От природы отец был мягок и добр. Он и сейчас не проедет мимо пешехода, не посадив его в машину. Охотно откликается на любой зов соседей о помощи. Любит собак и детей. Каждый пустующий закуток на даче засадил цветами. Иногда в нем вдруг словно прорвется что-то, и брызнет оттуда манящий задор и молодеческая удаль. И он запоет так душевно и выразительно, что многожды слышимая песня вдруг как бы повернется иной, неведомой прежде, прекрасной своей стороной. А как искристо и беззлобно шутит он, понимает и ценит чужую шутку. Иногда, разойдясь, под горячую руку он вдруг начнет ломать и ворочать наотмашь, без оглядки и, запрокинув голову, закусив удила, летит напрямки, нимало не заботясь, что́ там ждет его через десять скачков — пропасть или стена. Но тут-то его непременно перехватывает мать, по-первобытному зоркая и чуткая. Она сразу кидается наперерез отцу. Один без другого они были бы ничто…
Вот так, совершенно неожиданно, Ася отыскала ответ на казавшийся безответным вопрос. «Неужели такой и должна быть вторая половина? Противовес, а не единство…»
От раздумий Асю отвлек Тимур. Мальчик поперхнулся, закашлялся. Она стерла с подбородка сына ягодный сок, поднялась.
— Мы пойдем.
— Чего заторопилась? Посиди, — просительно и как-то тоскливо проговорил Лев Иванович. — Расскажи еще чего-нибудь. Это впрямь интересно. Я не видывал подобного.
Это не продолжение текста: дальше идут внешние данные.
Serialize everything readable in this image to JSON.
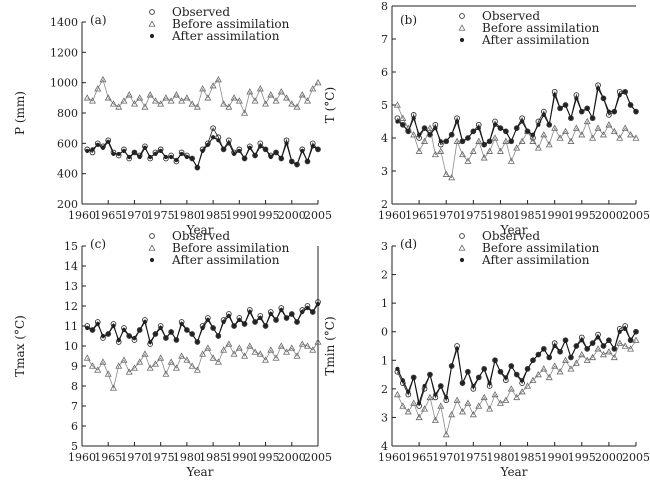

Только по книгам да в кино. Скинуть бы десятка два, ей-богу, рванул бы на сибирскую нефть. Продубился, подусох на морозе, с потом выгнал всю дрянь из тела и души. Своими руками раскромсал, разворотил, вздыбил. И на месте топи таежной поднял город и промысел, протянул трубы, дороги, провода. Связал с миром, включил в оборот — крутись! Набирай темпы! Гони земную кровушку людям…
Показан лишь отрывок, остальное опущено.